The Legacy of Sycamore Gap: The Potential of Photogrammetric AI for Reverse Engineering Lost Heritage with Crowdsourced Data

Luca Morelli, Gabriele Mazzacca, Pawel Trybała, Federica Gaspari, Francesco Ioli, Zhenyu Ma, Fabio Remondino, Keith Challis, Andrew Poad, Alex Turner, and Jon P. Mills

Keywords: Artificial Intelligence, Crowdsourcing, Lost heritage, Natural heritage, Deep learning, Image matching, Photogrammetry

Abstract. The orientation of crowdsourced and multi-temporal image datasets presents a challenging task for traditional photogrammetry. Indeed, traditional image matching approaches often struggle to find accurate and reliable tie points in images that appear significantly different from one another. In this paper, in order to preserve the memory of the Sycamore Gap tree, a symbol of Hadrian's Wall that was felled in an act of vandalism in September 2023, deep-learning-based features trained specifically on challenging image datasets were employed to overcome limitations of traditional matching approaches.

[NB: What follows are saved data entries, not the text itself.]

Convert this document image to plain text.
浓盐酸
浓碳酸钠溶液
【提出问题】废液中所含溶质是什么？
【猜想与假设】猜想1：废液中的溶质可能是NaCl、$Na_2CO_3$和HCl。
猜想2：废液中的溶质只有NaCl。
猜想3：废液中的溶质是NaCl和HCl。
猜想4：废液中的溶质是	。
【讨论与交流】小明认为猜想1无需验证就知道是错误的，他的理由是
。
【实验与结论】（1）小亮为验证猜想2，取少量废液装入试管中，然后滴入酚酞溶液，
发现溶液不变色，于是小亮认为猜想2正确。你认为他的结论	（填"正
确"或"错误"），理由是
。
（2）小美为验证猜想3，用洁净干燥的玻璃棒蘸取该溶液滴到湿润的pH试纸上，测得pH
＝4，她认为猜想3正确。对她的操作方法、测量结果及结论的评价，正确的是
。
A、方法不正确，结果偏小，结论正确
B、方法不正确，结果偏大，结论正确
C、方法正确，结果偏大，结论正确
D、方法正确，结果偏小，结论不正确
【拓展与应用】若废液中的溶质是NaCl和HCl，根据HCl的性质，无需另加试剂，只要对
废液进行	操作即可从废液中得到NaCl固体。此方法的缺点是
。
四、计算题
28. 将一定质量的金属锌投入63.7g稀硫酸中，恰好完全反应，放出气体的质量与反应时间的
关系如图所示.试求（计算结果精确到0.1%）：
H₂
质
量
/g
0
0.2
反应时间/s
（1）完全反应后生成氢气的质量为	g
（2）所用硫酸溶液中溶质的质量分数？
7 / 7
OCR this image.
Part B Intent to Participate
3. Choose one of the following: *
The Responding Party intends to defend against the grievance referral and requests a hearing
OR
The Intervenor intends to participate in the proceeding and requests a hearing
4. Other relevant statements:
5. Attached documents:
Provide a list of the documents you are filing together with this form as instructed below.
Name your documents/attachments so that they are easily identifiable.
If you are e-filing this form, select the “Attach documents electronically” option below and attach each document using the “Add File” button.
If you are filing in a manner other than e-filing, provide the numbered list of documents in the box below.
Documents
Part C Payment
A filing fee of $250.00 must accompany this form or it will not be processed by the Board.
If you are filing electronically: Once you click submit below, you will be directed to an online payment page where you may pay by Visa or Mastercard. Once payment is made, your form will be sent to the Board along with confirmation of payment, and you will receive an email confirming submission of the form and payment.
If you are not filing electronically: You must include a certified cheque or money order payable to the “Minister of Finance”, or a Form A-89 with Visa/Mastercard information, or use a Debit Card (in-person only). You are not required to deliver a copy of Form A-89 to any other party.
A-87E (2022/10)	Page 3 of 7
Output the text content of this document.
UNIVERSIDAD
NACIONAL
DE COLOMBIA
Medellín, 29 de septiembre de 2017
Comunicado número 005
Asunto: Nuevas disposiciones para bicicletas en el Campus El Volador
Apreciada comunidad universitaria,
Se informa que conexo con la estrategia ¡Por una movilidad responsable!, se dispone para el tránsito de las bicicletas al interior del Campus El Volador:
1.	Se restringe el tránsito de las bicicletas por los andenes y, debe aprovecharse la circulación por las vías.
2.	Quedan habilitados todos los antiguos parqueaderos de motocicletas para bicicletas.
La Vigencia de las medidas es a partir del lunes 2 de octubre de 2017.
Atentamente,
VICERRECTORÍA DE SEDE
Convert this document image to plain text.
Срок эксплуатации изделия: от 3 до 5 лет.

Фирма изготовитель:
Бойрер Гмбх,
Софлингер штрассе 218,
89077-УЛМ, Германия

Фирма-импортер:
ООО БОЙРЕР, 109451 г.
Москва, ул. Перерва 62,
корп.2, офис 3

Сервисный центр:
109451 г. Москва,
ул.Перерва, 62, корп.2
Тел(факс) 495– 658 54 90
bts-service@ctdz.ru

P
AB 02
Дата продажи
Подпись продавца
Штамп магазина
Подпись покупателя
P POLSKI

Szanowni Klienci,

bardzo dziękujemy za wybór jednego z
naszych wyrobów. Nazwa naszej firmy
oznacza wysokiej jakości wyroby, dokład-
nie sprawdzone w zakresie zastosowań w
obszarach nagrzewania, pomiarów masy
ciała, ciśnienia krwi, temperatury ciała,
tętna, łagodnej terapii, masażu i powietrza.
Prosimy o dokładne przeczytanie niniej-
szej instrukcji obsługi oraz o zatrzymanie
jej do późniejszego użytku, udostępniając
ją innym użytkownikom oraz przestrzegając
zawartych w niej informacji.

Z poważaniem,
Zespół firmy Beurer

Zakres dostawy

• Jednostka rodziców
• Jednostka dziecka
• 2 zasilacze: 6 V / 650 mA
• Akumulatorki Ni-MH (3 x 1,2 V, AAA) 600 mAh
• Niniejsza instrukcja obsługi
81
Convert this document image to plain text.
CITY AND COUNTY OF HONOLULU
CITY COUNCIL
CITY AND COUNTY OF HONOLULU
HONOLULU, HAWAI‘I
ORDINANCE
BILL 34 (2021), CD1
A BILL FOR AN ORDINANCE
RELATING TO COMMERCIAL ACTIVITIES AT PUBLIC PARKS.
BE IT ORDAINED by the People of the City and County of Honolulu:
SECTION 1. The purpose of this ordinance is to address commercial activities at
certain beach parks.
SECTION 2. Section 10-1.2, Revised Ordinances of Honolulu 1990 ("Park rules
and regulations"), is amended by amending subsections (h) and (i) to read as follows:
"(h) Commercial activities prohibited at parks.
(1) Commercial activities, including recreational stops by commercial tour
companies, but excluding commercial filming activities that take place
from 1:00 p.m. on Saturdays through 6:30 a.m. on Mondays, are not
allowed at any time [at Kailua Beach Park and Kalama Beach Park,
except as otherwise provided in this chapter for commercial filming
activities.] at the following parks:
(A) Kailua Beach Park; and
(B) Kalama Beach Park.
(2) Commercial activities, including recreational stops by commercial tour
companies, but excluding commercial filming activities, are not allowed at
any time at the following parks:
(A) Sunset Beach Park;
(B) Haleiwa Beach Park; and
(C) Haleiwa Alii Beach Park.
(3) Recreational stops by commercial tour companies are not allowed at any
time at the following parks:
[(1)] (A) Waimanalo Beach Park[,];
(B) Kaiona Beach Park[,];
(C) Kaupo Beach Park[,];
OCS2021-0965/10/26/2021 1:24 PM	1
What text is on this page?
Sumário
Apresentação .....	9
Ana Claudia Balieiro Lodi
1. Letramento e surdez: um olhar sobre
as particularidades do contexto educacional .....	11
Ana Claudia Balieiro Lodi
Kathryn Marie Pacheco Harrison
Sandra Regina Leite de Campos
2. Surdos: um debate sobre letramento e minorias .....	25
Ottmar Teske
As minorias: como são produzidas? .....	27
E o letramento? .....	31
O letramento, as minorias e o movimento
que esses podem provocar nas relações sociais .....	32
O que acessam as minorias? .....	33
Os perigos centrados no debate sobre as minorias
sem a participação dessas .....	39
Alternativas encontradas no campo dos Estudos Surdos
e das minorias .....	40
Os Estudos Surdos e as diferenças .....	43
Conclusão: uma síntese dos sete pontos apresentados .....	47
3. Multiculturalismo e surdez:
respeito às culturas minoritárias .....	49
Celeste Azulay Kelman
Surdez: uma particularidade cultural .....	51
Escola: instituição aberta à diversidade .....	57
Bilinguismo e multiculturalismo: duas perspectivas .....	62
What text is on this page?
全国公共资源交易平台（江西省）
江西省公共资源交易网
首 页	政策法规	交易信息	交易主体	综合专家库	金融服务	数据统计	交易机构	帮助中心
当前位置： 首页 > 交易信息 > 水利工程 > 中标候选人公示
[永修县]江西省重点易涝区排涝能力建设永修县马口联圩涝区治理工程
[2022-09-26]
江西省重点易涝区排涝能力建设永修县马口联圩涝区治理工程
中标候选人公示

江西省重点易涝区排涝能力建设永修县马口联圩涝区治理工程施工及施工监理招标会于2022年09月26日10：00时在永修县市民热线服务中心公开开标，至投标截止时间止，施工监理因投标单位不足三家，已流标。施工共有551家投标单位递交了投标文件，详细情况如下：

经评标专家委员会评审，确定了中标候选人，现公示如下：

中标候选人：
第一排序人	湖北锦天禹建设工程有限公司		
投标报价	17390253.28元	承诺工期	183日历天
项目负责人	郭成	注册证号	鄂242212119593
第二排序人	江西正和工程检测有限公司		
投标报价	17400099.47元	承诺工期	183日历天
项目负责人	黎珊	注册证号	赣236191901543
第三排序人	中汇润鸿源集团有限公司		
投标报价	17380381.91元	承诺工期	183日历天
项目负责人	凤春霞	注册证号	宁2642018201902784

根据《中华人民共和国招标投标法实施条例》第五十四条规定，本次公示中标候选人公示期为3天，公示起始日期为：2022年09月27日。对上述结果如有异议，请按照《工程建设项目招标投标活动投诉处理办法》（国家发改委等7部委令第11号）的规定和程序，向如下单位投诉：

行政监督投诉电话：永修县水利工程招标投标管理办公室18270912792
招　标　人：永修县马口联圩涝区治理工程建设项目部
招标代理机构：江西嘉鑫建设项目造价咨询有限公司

We demonstrate how unordered crowdsourced images and UAV videos can be oriented and used for 3D reconstruction purposes, together with a recently acquired terrestrial laser scanner point cloud for scaling and referencing. This allows the memory of the Sycamore Gap tree to live on and exhibits the potential of photogrammetric AI (Artificial Intelligence) for reverse engineering lost heritage.